Is “dear” more than the conventional salutation with which written communications traditionally begin? Is it also a term of endearment suggesting an intolerable abbreviation of social distance?
That is the question at the heart of the Twitter splutter between federal minister Smriti Irani and Bihar minister Ashok Choudhary, who had bracketed her name in a tweet between “dear” and the equally traditional “ji.” The fireworks call attention to much that we write automatically in letters, out of habit.
Just days ago, the owner of a busted refrigerator tweeted an SOS to Irani’s colleague Sushma Swaraj when the frigid company presumably ignored his petition. Would he have got more satisfaction if his communications with its officials were not prefaced by the traditional “dear,” but more energetic four-letter words of ancient provenance?
Perhaps a statistician working for the public interest will stop busting his or her gusset over the protean GDP figures and engage with the interesting probabilities of four-letter communications. We do not mean the sort of words that Pahlaj Nihalani alertly deflects from the screen. “Love,” which closes many written communications, is also a four-letter word.
Actually, formal structure has lost all meaning in written communications.

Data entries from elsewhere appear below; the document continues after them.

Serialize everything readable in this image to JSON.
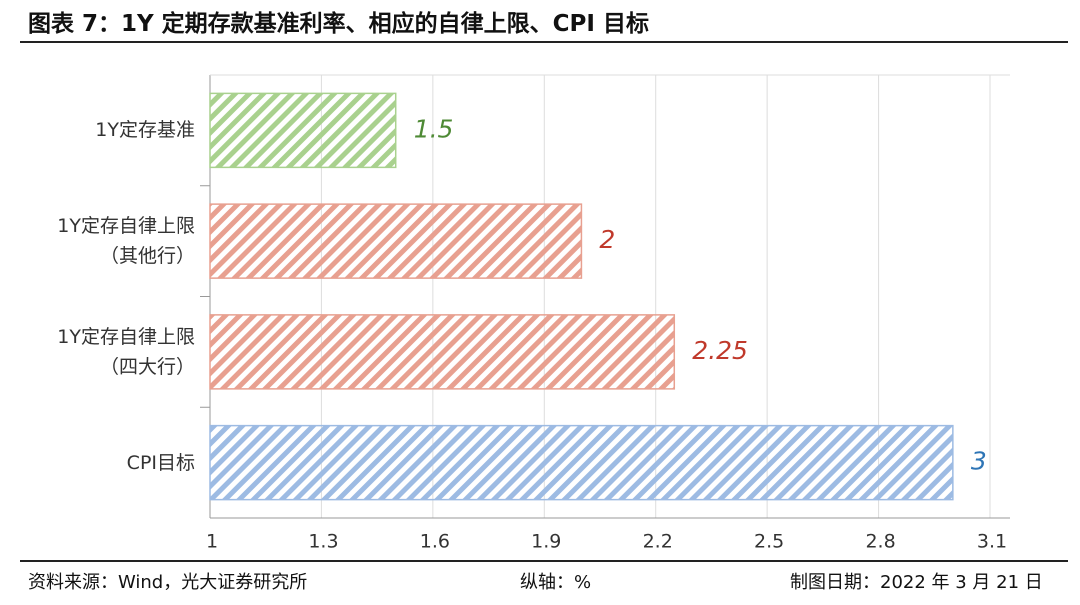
{
  "chart_data": {
    "type": "barh",
    "title": "图表 7：1Y 定期存款基准利率、相应的自律上限、CPI 目标",
    "categories": [
      "1Y定存基准",
      "1Y定存自律上限\n（其他行）",
      "1Y定存自律上限\n（四大行）",
      "CPI目标"
    ],
    "values": [
      1.5,
      2,
      2.25,
      3
    ],
    "colors": [
      "#a9d18e",
      "#e8a090",
      "#e8a090",
      "#9dbbe3"
    ],
    "label_colors": [
      "#4e8a35",
      "#c0392b",
      "#c0392b",
      "#2e75b6"
    ],
    "xlim": [
      1,
      3.1
    ],
    "xticks": [
      1,
      1.3,
      1.6,
      1.9,
      2.2,
      2.5,
      2.8,
      3.1
    ],
    "grid": true
  },
  "footer": {
    "source": "资料来源：Wind，光大证券研究所",
    "axis_note": "纵轴：%",
    "date": "制图日期：2022 年 3 月 21 日"
  }
}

SMS made a virtue of brevity and speed and produced a weird shorthand pidgin which we have become inured to, and which has spilled over into all other messaging systems, and Twitter.
Even email, which was held to be as formal as a paper letter because it is asynchronous, caught the SMS bug and it is now acceptable to write mails with no salutation or professions of respect or love. People even write a whole mail in the subject line, leaving the body blank.
What chance of formality, then, in a tweet to a minister, when just the salutation “hon’ble” is 5 percent of the permitted length?